Let's start with the birational case, since that's where the history is. If $f : X \to Y$ is birational, and $K_Y$ is $\mathbb{Q}$-Cartier, then $f^*(K_Y)$ makes sense. In particular, if $nK_Y$ is Cartier, then $f^*(K_Y) = \frac{1}{n} f^*(nK_Y)$ by definition.

Write $K_X - f^* K_Y = \sum a_i E_i$ where we pick $K_X$ and $K_Y$ which agree where $f$ is an isomorphism. The $\sum a_i E_i$ is then independent of choices.

Now, the numbers $a_i$ are called discrepancies. If there are no discrepancies (ie, all the $a_i$ are zero (for example, if $f$ is a small map), then the map is called crepant. Of course, all $a_i = 0$ if and only if $K_X = f^* K_Y$.

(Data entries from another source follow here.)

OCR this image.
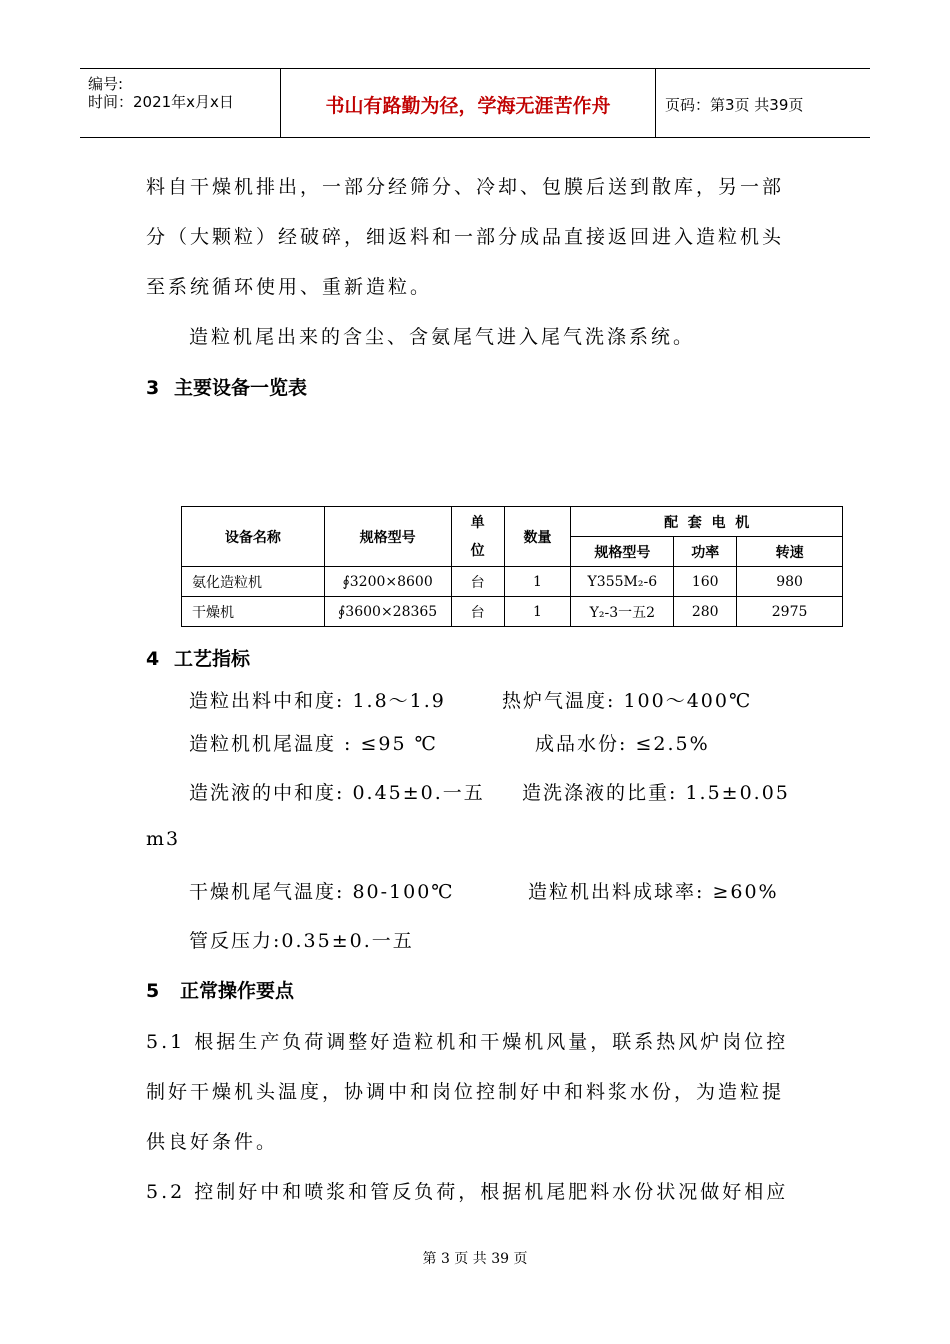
编号:
时间：2021年x月x日	书山有路勤为径，学海无涯苦作舟	页码：第3页 共39页
料自干燥机排出，一部分经筛分、冷却、包膜后送到散库，另一部
分（大颗粒）经破碎，细返料和一部分成品直接返回进入造粒机头
至系统循环使用、重新造粒。
造粒机尾出来的含尘、含氨尾气进入尾气洗涤系统。
3 主要设备一览表
设备名称	规格型号	单位	数量	配  套  电  机		
				规格型号	功率	转速
氨化造粒机	∮3200×8600	台	1	Y355M₂-6	160	980
干燥机	∮3600×28365	台	1	Y₂-3一五2	280	2975
4 工艺指标
造粒出料中和度: 1.8～1.9	热炉气温度: 100～400℃
造粒机机尾温度 : ≤95 ℃	成品水份: ≤2.5%
造洗液的中和度: 0.45±0.一五 造洗涤液的比重: 1.5±0.05
m3
干燥机尾气温度: 80-100℃	造粒机出料成球率: ≥60%
管反压力:0.35±0.一五
5 正常操作要点
5.1 根据生产负荷调整好造粒机和干燥机风量，联系热风炉岗位控
制好干燥机头温度，协调中和岗位控制好中和料浆水份，为造粒提
供良好条件。
5.2 控制好中和喷浆和管反负荷，根据机尾肥料水份状况做好相应
第 3 页 共 39 页
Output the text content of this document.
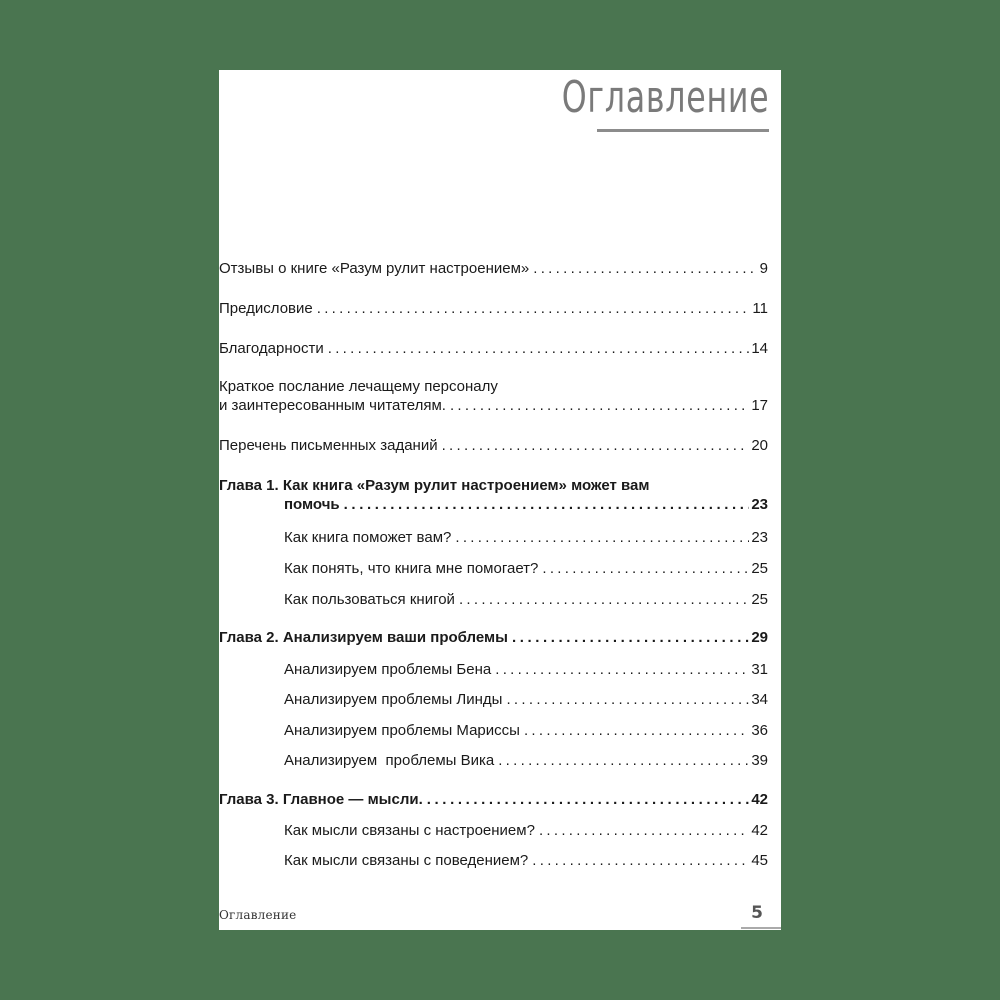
Оглавление
Отзывы о книге «Разум рулит настроением» .....	9
Предисловие .....	11
Благодарности .....	14
Краткое послание лечащему персоналу
и заинтересованным читателям. .....	17
Перечень письменных заданий .....	20
Глава 1. Как книга «Разум рулит настроением» может вам
помочь .....	23
Как книга поможет вам? .....	23
Как понять, что книга мне помогает? .....	25
Как пользоваться книгой .....	25
Глава 2. Анализируем ваши проблемы .....	29
Анализируем проблемы Бена .....	31
Анализируем проблемы Линды .....	34
Анализируем проблемы Мариссы .....	36
Анализируем  проблемы Вика .....	39
Глава 3. Главное — мысли. .....	42
Как мысли связаны с настроением? .....	42
Как мысли связаны с поведением? .....	45
Оглавление	5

Of course, if the pullback of $K_X$ is $K_Y$, then this can be applied to many things. The existence of a crepant resolution of singularities also can be quite useful. Let me give a nonstandard example in characteristic $p > 0$, if $Y$ is Frobenius split and $f : X \to Y$ is crepant, then $X$ is also Frobenius split. Some variant of this appeared in the work of Mehta-van der Kallen and also Mehta-Srinivas.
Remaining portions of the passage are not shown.